Published: 16:19, 21 November 2012 |
Updated: 09:43, 10 January 2014
by Julia Roberts
A convicted paedophile who downloaded more than 30,000 images of child abuse after hearing other sex offenders in prison talking about what could be found on the internet has been jailed for two years.
Jonathan O'Hanlon was said to be "particularly curious" about the images and stories - and his own interest in them was "triggered" a few years after his release.
Maidstone Crown Court heard when police analysed computers found at his home in May, they discovered 12,461 images categorised as levels one to three - with one being the least serious - and 3,197 categorised at level four and the highest level of five.
Level five images can depict scenes of sado-masochism or bestiality.
A further 14,116 images at levels one to three and 1,789 at levels four and five had been deleted.

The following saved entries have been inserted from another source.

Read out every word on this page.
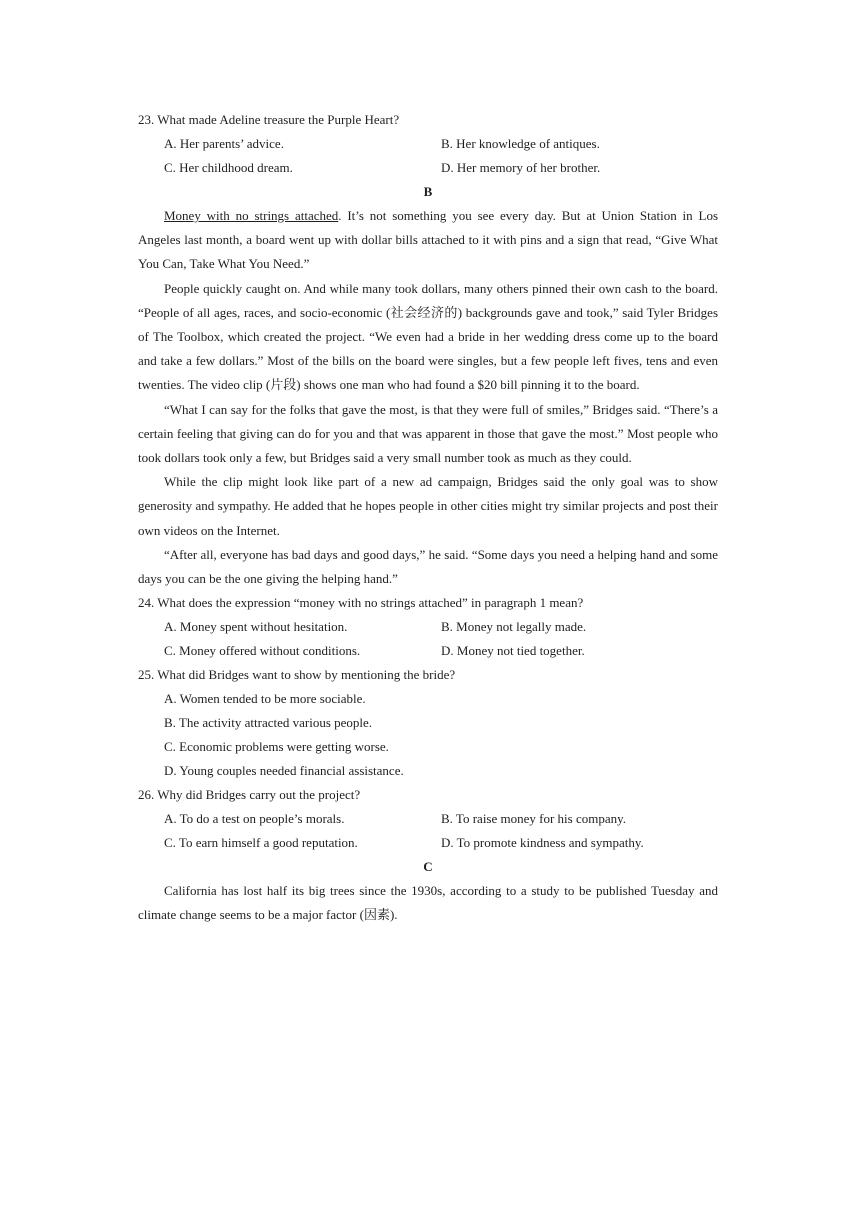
23. What made Adeline treasure the Purple Heart?

A. Her parents’ advice.	B. Her knowledge of antiques.
C. Her childhood dream.	D. Her memory of her brother.

B

Money with no strings attached. It’s not something you see every day. But at Union Station in Los Angeles last month, a board went up with dollar bills attached to it with pins and a sign that read, “Give What You Can, Take What You Need.”

People quickly caught on. And while many took dollars, many others pinned their own cash to the board. “People of all ages, races, and socio-economic (社会经济的) backgrounds gave and took,” said Tyler Bridges of The Toolbox, which created the project. “We even had a bride in her wedding dress come up to the board and take a few dollars.” Most of the bills on the board were singles, but a few people left fives, tens and even twenties. The video clip (片段) shows one man who had found a $20 bill pinning it to the board.

“What I can say for the folks that gave the most, is that they were full of smiles,” Bridges said. “There’s a certain feeling that giving can do for you and that was apparent in those that gave the most.” Most people who took dollars took only a few, but Bridges said a very small number took as much as they could.

While the clip might look like part of a new ad campaign, Bridges said the only goal was to show generosity and sympathy. He added that he hopes people in other cities might try similar projects and post their own videos on the Internet.

“After all, everyone has bad days and good days,” he said. “Some days you need a helping hand and some days you can be the one giving the helping hand.”

24. What does the expression “money with no strings attached” in paragraph 1 mean?

A. Money spent without hesitation.	B. Money not legally made.
C. Money offered without conditions.	D. Money not tied together.

25. What did Bridges want to show by mentioning the bride?

A. Women tended to be more sociable.
B. The activity attracted various people.
C. Economic problems were getting worse.
D. Young couples needed financial assistance.

26. Why did Bridges carry out the project?

A. To do a test on people’s morals.	B. To raise money for his company.
C. To earn himself a good reputation.	D. To promote kindness and sympathy.

C

California has lost half its big trees since the 1930s, according to a study to be published Tuesday and climate change seems to be a major factor (因素).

O'Hanlon, who was jailed for nine months in 1998 for possession of an indecent photograph and gross indecency with a five-year-old girl, admitted six offences of possessing indecent photographs and six of making indecent photographs between January 2004 and May this year.
The 50-year-old, of High Street, Tonbridge, asked for a further five offences of making indecent images to be taken into consideration.
Judge Michael Carroll said custody was inevitable for offences that "perpetuate abuse".
Describing the number of images as "huge", he added O'Hanlon had shown a "determined effort to collect this filth".
Iestyn Morgan, prosecuting, told the court O'Hanlon downloaded file sharing software and used it deliberately to look at child pornography.
He said it was "some relevance" that a number of the images were stored in the shared folder.
"These are theoretically accessible to others in the share file network," he explained. "There is no evidence to suggest that they were shared but they were potentially available."
Mr Morgan added although O'Hanlon was co-operative with the police, he denied being sexually aroused by what he saw.
Katherine Lewis, defending, said he had originally ignored the comments he overheard while in prison, but then made "an extremely foolish decision".
"At times he looked at them to see if there was anything that could shock him," she added. "The was some material that would disturb him to the extent that it would put him off looking at the images for a number of months."
The court heard that since his arrest, O'Hanlon had sought help from child protection charity, the Lucy Faithfull Foundation.
As part of his sentence, O'Hanlon was also made subject to a sexual offences prevention order and ordered to sign on the sex offenders' register - both for a period of 10 years.
He was also barred from working with children.